Financial reform helps homebuyers (for the most part)

There is a LOT in the proposed financial reform bill (soon to be signed in to law), and it is generally acknowledged to be the most sweeping bill for the financial industry since the Great Depression.

Kenneth Harney of The Washington Post breaks down some of the highlights:

Although the bill does not ban stated loans, option ARMS or “pick-a-pay” programs, the bill really pushes lenders to offer fully documented loans.  Not only will new guidelines determine if the borrower can make the payment, they will also have to show that they can pay taxes and insurance. 

Many of the prepayment penalties will be eliminated, but “Prepayment penalties would still be permitted on income-verified standard loans, but lenders would be required to offer alternative financing without penalties for early payoffs.”

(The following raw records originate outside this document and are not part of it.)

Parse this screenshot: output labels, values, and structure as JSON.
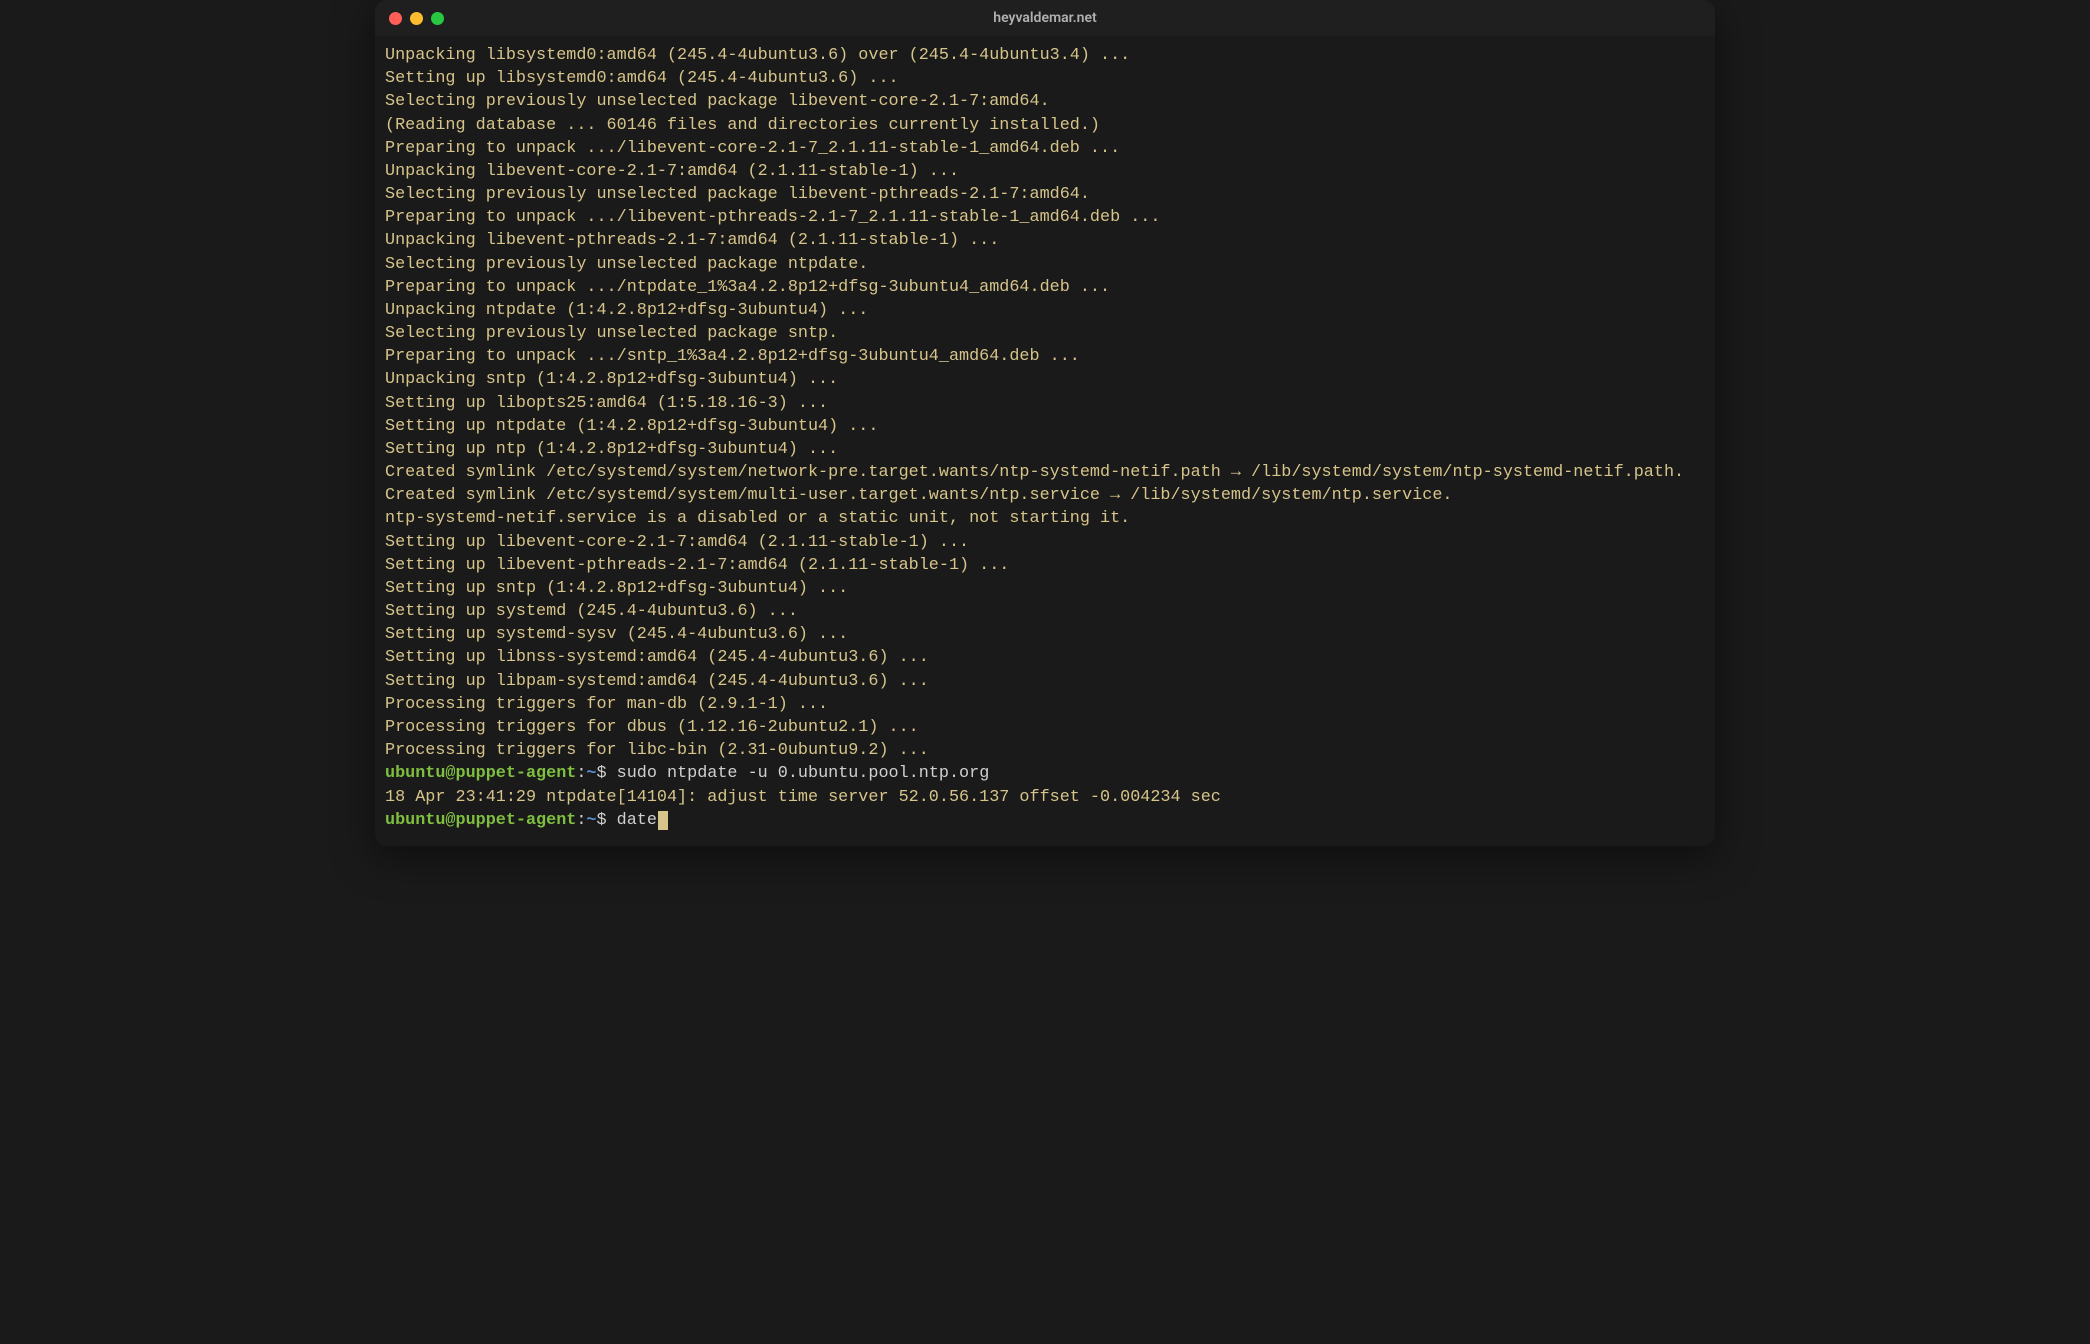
{
  "window": {
    "title": "heyvaldemar.net"
  },
  "prompt": {
    "user_host": "ubuntu@puppet-agent",
    "sep1": ":",
    "path": "~",
    "sep2": "$ "
  },
  "output_lines": [
    "Unpacking libsystemd0:amd64 (245.4-4ubuntu3.6) over (245.4-4ubuntu3.4) ...",
    "Setting up libsystemd0:amd64 (245.4-4ubuntu3.6) ...",
    "Selecting previously unselected package libevent-core-2.1-7:amd64.",
    "(Reading database ... 60146 files and directories currently installed.)",
    "Preparing to unpack .../libevent-core-2.1-7_2.1.11-stable-1_amd64.deb ...",
    "Unpacking libevent-core-2.1-7:amd64 (2.1.11-stable-1) ...",
    "Selecting previously unselected package libevent-pthreads-2.1-7:amd64.",
    "Preparing to unpack .../libevent-pthreads-2.1-7_2.1.11-stable-1_amd64.deb ...",
    "Unpacking libevent-pthreads-2.1-7:amd64 (2.1.11-stable-1) ...",
    "Selecting previously unselected package ntpdate.",
    "Preparing to unpack .../ntpdate_1%3a4.2.8p12+dfsg-3ubuntu4_amd64.deb ...",
    "Unpacking ntpdate (1:4.2.8p12+dfsg-3ubuntu4) ...",
    "Selecting previously unselected package sntp.",
    "Preparing to unpack .../sntp_1%3a4.2.8p12+dfsg-3ubuntu4_amd64.deb ...",
    "Unpacking sntp (1:4.2.8p12+dfsg-3ubuntu4) ...",
    "Setting up libopts25:amd64 (1:5.18.16-3) ...",
    "Setting up ntpdate (1:4.2.8p12+dfsg-3ubuntu4) ...",
    "Setting up ntp (1:4.2.8p12+dfsg-3ubuntu4) ...",
    "Created symlink /etc/systemd/system/network-pre.target.wants/ntp-systemd-netif.path → /lib/systemd/system/ntp-systemd-netif.path.",
    "Created symlink /etc/systemd/system/multi-user.target.wants/ntp.service → /lib/systemd/system/ntp.service.",
    "ntp-systemd-netif.service is a disabled or a static unit, not starting it.",
    "Setting up libevent-core-2.1-7:amd64 (2.1.11-stable-1) ...",
    "Setting up libevent-pthreads-2.1-7:amd64 (2.1.11-stable-1) ...",
    "Setting up sntp (1:4.2.8p12+dfsg-3ubuntu4) ...",
    "Setting up systemd (245.4-4ubuntu3.6) ...",
    "Setting up systemd-sysv (245.4-4ubuntu3.6) ...",
    "Setting up libnss-systemd:amd64 (245.4-4ubuntu3.6) ...",
    "Setting up libpam-systemd:amd64 (245.4-4ubuntu3.6) ...",
    "Processing triggers for man-db (2.9.1-1) ...",
    "Processing triggers for dbus (1.12.16-2ubuntu2.1) ...",
    "Processing triggers for libc-bin (2.31-0ubuntu9.2) ..."
  ],
  "commands": [
    {
      "cmd": "sudo ntpdate -u 0.ubuntu.pool.ntp.org",
      "response": "18 Apr 23:41:29 ntpdate[14104]: adjust time server 52.0.56.137 offset -0.004234 sec"
    },
    {
      "cmd": "date",
      "response": null
    }
  ]
}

Another likely element is a “mandatory provision of credit scores when mortgage applications are turned down.”   It is also likely that mandatory arbitration clauses found deep in some documents will be elminated.  The new Consumer Protection Angency will restrict these clauses if they find them harmful to the borrower. 

On the downside, it looks like the elimination of the Home Valuation Code of Conduct was not eliminated.  This was an overshot by the Feds and does not help the consumer. It clogs up lender pipelines making it harder to close escrow.  Also, the new Good Faith Estimate needs to be revised as it is confusing to both the loan officer and the borrower.